C'est comme lorsqu'on voyage, qu'on est déjà parti, pas encore arrivé. Entre deux fêtes, ou deux années. Entre deux têtes quand on sait plus où la donner.

C'est un avion, ou un bus qui s'éloigne, on est dedans, ou pas du tout. On aimerait disparaitre simplement, ou revenir maintenant, ou repartir, un jour. Il n'y a que la brume qui passe le temps. Plus d'heures et de dates, plus que la route. Ou les nuages.

Oui, C'est un peu comme ça. La fin d'une année, avec la fièvre qui s'éternise. On fait la même cuisine depuis des jours, on n'a plus faim, plus envie de manger.

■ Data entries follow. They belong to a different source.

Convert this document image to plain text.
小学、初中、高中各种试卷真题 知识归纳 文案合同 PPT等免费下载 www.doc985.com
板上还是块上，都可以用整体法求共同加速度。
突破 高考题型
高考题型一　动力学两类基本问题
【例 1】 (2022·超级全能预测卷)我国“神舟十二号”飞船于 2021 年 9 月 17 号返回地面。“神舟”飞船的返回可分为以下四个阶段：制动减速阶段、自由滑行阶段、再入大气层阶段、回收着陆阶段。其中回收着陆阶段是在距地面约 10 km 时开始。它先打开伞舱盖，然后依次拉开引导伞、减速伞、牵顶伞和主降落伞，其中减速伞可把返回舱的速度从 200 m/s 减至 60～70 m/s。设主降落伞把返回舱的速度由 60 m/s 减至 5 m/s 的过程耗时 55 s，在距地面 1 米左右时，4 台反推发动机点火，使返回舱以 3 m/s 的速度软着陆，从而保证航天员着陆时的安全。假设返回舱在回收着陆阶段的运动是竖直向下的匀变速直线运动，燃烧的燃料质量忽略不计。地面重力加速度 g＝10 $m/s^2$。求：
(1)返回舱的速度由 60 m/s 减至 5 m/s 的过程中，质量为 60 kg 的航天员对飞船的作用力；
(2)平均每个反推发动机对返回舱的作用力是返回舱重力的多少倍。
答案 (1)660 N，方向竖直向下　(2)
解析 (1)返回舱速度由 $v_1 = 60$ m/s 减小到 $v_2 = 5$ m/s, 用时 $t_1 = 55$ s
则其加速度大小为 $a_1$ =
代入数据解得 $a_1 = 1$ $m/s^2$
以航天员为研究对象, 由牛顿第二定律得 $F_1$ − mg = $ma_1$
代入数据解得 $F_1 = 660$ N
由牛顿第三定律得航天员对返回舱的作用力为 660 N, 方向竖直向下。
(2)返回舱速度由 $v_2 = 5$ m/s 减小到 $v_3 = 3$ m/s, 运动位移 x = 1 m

On veut des entremets légers, des entre-deux, des crépuscules, du temps d'entre chien loup qui ne mord plus vraiment. Des lumières incertaines où se devine un passage, en lisière, vers un autre milieu, ou bien, tout à coté.

On ne veut plus entendre le bruit mouillé des pétards en goguette, ou la voix qui énonce à regret des semblants de je t'aime. Percevoir seulement le doute et la faiblesse, le regard qui s'égare, en silence. Et s'en aller sans peine.

Pour une fois je dirais : je préfère le gris. Le temps changeant. La pluie.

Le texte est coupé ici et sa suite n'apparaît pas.